Hannah Gadsby on stage
Farewell to comedy … Hannah Gadsby on stage. Photograph: Murdo Macleod for the Guardian

The longest ever shortlist. The first ever joint winners. And clearly, the most indecisive judging panel ever.

It was indeed, as the publicity would have it, an “unprecedented” year for the Edinburgh comedy awards. But, if there’s a worry that the currency of these awards is being devalued, there can be no real complaints about this year’s champs: probably the two most audacious stand-up shows on the fringe, and certainly among the funniest.

Hannah Gadsby’s show Nanette arrived in town trailing plaudits – and the second biggest prize in international live comedy, the Barry award – from its Australian debut. A highly confrontational farewell to comedy from an artist who swears the show will be her last, it tells the story of Gadsby’s experiences of homophobia since growing up in Tasmania, where homosexuality was illegal until 1997. In her previous comedy shows, the 39-year-old has soft-soaped those experiences to make audiences laugh. In Nanette, she refuses to do so – and the effect is electrifying. But also deeply uncomfortable, and some speculated that the show was too serious-minded (more so even than 2016 winner, Richard Gadd’s Monkey See Monkey Do ) to win a comedy award.

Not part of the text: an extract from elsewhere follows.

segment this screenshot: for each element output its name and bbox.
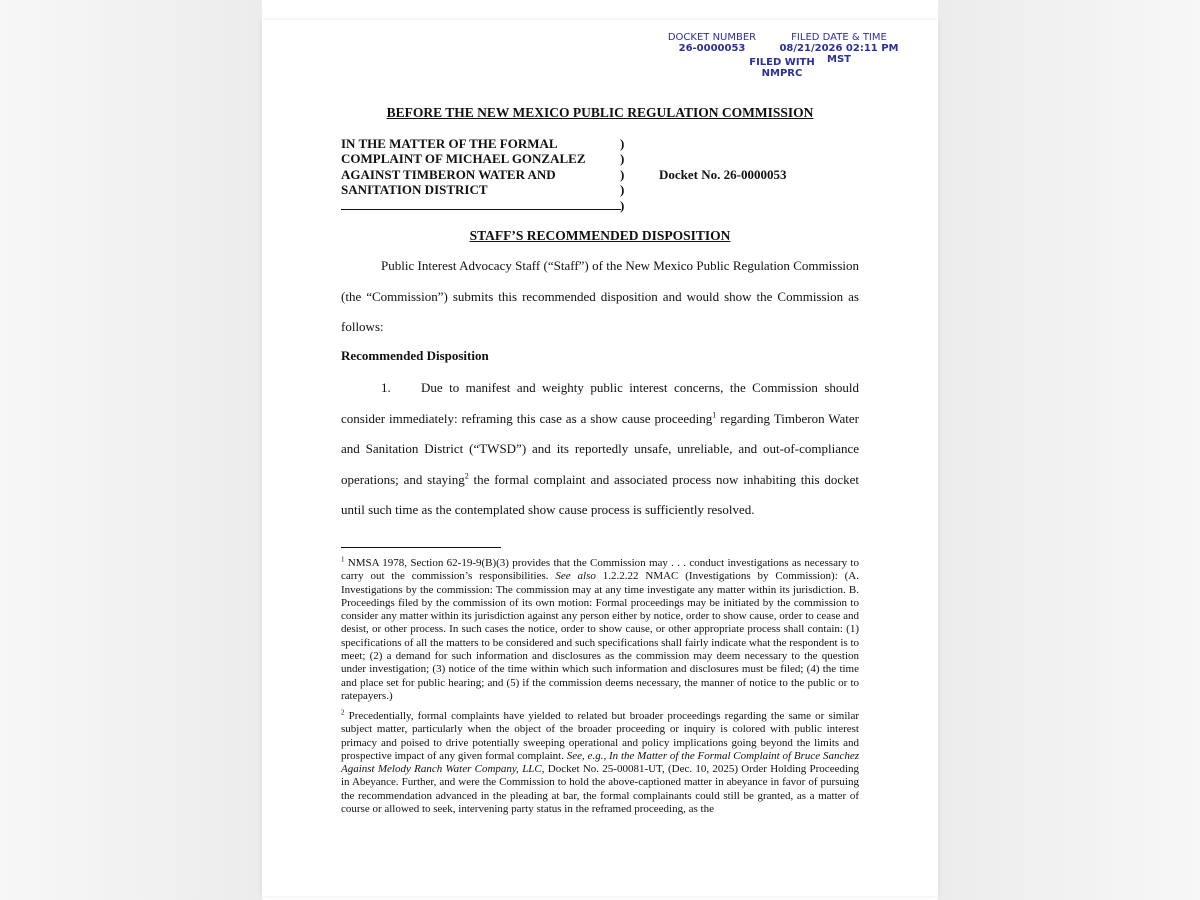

Readjusting to single life … John Robins.
Readjusting to single life … John Robins.

John Robins’s show is hardly less eye-catching: a carnival of gallows humour chronicling his traumatic breakup with the comedian Sara Pascoe (whose identity he conceals in the show), and his struggle to readjust to single life. Robins, 35 – hitherto best known for the radio show and podcast he co-hosts with fellow comic Elis James, and a fringe regular since 2009 – turns the experience into self-lacerating comedy, turning the rejection, loneliness and self-abasement into bleak but very big laughs. His former partner Pascoe staged her own show about the breakup at the same venue. It too was acclaimed by critics and audiences, but Robins’s had the edge, if only for the distinctiveness of a set that combined uproarious humour with unflinching candour about the depths of his distress.

Their joint victory is a fair reflection of a fringe that featured a higher number than usual of good shows, but no standout. Gadsby is unlikely to parlay the award into a higher profile, given that she’s quitting comedy, but we’ll be seeing more of Robins in future: touring and TV opportunities usually follow hard on an Edinburgh comedy award win. Meanwhile, the extra-long shortlist has elevated exciting younger acts like Mat Ewins and Sophie Willan into the bigger league.